#308 Rebase the commit on to master branch when build is submitted from stream branch
Opened 5 years ago by mohanboddu. Modified 5 years ago

Now that we allow submitting builds from stream branches, mass rebuild is either failing to build since master branch is out of sync or building very old stuff since people were not updating their master branch.

So, the idea here is, when a build is submitted to rawhide from a stream branch rebase the commit on top of the master branch so that it will be always in sync with master and mass rebuilds will work as usual.

Please let me know what you think.

cc @kevin @sgallagh


For more context, recent versions of fedpkg support reading a file called package.cfg in the root of the checkout with contents like

[koji]
targets = master f29 f28 epel7

I use this for several packages so I can maintain them in stream branches, particularly libuv, a dependency of Node.js that has to be kept in sync with that package.
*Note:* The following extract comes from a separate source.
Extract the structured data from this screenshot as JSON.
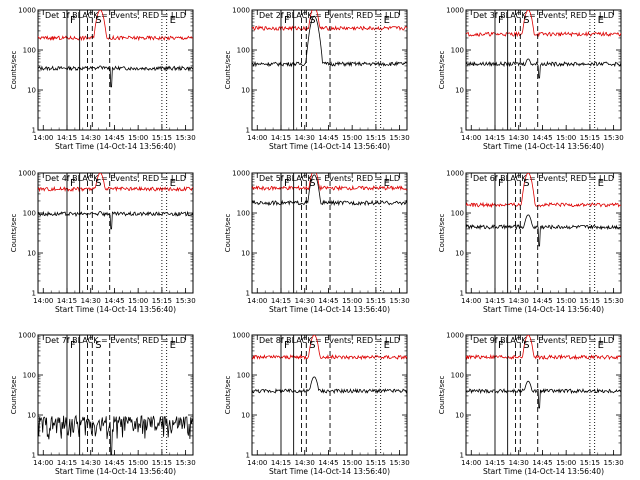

However, the mass-rebuild just bumped and built an older version of libuv than we previously had in Fedora 30 because of this.

My suggestion to @mohanboddu was that we might want to include a hack where we automatically merge the current branch to Rawhide (with prejudice) so that a mass-rebuild will always be up to date.

I don't like the idea of fedpkg magically modifying git history when a build is done. It would be very confusing to the users in my opinion.

Can it be handled by the mass rebuild script? It could query Koji for latest build, which gives a commit from which it was built, and as part of the bump this could be merged to master.

$ koji buildinfo $(koji call --json listTagged f30 package=libuv latest=True | jq -r '.[] | .nvr') | grep Source: | cut -d# -f2
ac7268126671c90ff85733077e968ce66491f057

I don't like the idea of fedpkg magically modifying git history when a build is done. It would be very confusing to the users in my opinion.

What do you mean by modifying git history? It would be adding a new merge commit .

Can it be handled by the mass rebuild script? It could query Koji for latest build, which gives a commit from which it was built, and as part of the bump this could be merged to master.
$ koji buildinfo $(koji call --json listTagged f30 package=libuv latest=True | jq -r '.[] | .nvr') | grep Source: | cut -d# -f2
ac7268126671c90ff85733077e968ce66491f057

That's an interesting idea. It's possible that it could cause master to go backwards (or sideways) if they have diverged though. Maybe we check whether the most recent commit is present in master. If so, build the latest commit from master. If it's not present in master but is present in exactly one other branch, build the latest commit from that branch. If it's present in multiple branches, generate a list for rel-eng to send out after the mass-rebuild is done to the maintainers of packages that could not be auto-rebuilt.

WDYT?

What do you mean by modifying git history? It would be adding a new merge commit.

My bad. I meant when users submit builds, they just don't expect anything to happen to their git repo.

As for the rest, what you wrote sounds reasonable to me as well. In any case it should not be handled by fedpkg.